On last night’s CSL, Bill addressed the Dr. Erickson video, and I brought up the Peak Prosperity guy’s counter argument. While I don’t subscribe to A LOT of what the latter says because I find him to be very “Chicken Little-ish”, he has been ahead of the curve on this thing, so I at least listen to what he has to say.
Here’s the full video of the CA doctors talking about the lock down that has been in the news lately.
Cutting to the chase, according to Dr. Erickson, at first, when everything about the Wuhan Flu was unknown, and the theoretical models predicted devastating outcomes, lock down made sense for a few weeks.
But now that the actual data is coming in, the continued house arrest of the healthy (for our own good, of course) not only ignores the counter balancing the dire economic and therefore public health consequences of such Draconian measures, but it’s causing hospitals across the country to shut down at the worst possible time. As they say, repeatedly, “it doesn’t make sense…there’s something else going on here.”
Dr. Chris Martenson at Peak Prosperity ripped these guys for presenting a shoddy statistical analysis,
and there’s definitely some truth to that, but there’s no doubt that hospitals are shutting down,
and the economic devastation we’re just beginning to see, is undeniable.
And we’ve all seen how would-be tyrants Newsome, Whitmer, Cuomo, etc., are enjoying wielding their newly found authority to trample our rights by banning whatever they don’t like and deem “non-essential.”
If this thing doesn’t end soon, it’s going to blow – we’re already seeing the signs.
One reply on “Dr Erickson vs. Dr Martenson”
I wondered a bit about Dr.

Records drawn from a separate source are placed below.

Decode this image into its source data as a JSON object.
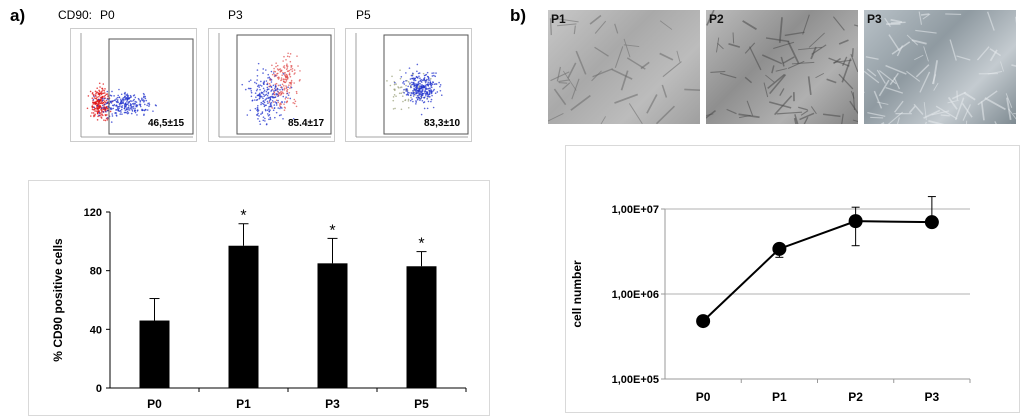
{
  "panel_a": {
    "label": "a)",
    "flow": {
      "title_prefix": "CD90:",
      "plots": [
        {
          "passage": "P0",
          "value": "46,5±15"
        },
        {
          "passage": "P3",
          "value": "85.4±17"
        },
        {
          "passage": "P5",
          "value": "83,3±10"
        }
      ]
    }
  },
  "panel_b": {
    "label": "b)",
    "photos": [
      "P1",
      "P2",
      "P3"
    ]
  },
  "chart_data": [
    {
      "type": "bar",
      "categories": [
        "P0",
        "P1",
        "P3",
        "P5"
      ],
      "values": [
        46,
        97,
        85,
        83
      ],
      "errors": [
        15,
        15,
        17,
        10
      ],
      "significance": [
        "",
        "*",
        "*",
        "*"
      ],
      "ylabel": "% CD90 positive cells",
      "yticks": [
        "0",
        "40",
        "80",
        "120"
      ],
      "ylim": [
        0,
        120
      ],
      "color": "#000000"
    },
    {
      "type": "line",
      "scale": "log",
      "categories": [
        "P0",
        "P1",
        "P2",
        "P3"
      ],
      "values": [
        480000,
        3400000,
        7200000,
        7000000
      ],
      "error_high": [
        null,
        3900000,
        10500000,
        14000000
      ],
      "error_low": [
        null,
        2700000,
        3700000,
        null
      ],
      "ylabel": "cell number",
      "yticks": [
        "1,00E+05",
        "1,00E+06",
        "1,00E+07"
      ],
      "ylim": [
        100000,
        10000000
      ],
      "grid": true,
      "color": "#000000"
    }
  ]
}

Erickson’s extrapolation of how many people he thinks are infected, because the control group (the number of people he has tested in his practice) is not randomized, because we have been focusing on testing people with symptoms. But then I realized that the basic extrapolation would also account for all the asymptomatic carriers. Probably Dr. Erickson’s extrapolation is a bit exaggerated, but we won’t know by how much for several months (after the antibody tests are conducted widely and validated, which takes time). In the meantime, Dr. Erickson’s and others’ argument that the draconian lockdowns are having a marginal (though positive) effect seems to me to be the correct one.
Also, the press has shifted the goalposts again about the reason for the shutdown. Flattening the curve was only ever supposed to be about keeping any surge below our hospital capacity. Even in NYC we achieved that.
In Texas, we have had 663 fatalities as of today, out of a population of almost 29 million. Meanwhile, as of April 3rd, we had 2,107 ICU beds and 8,741 ventilators. This is after some ramping up of capacity, but with much more capacity planned if needed to handle a surge.
Meanwhile, as of April 25th, Texas has almost 1.8 million unemployment claims since Feb. 22nd.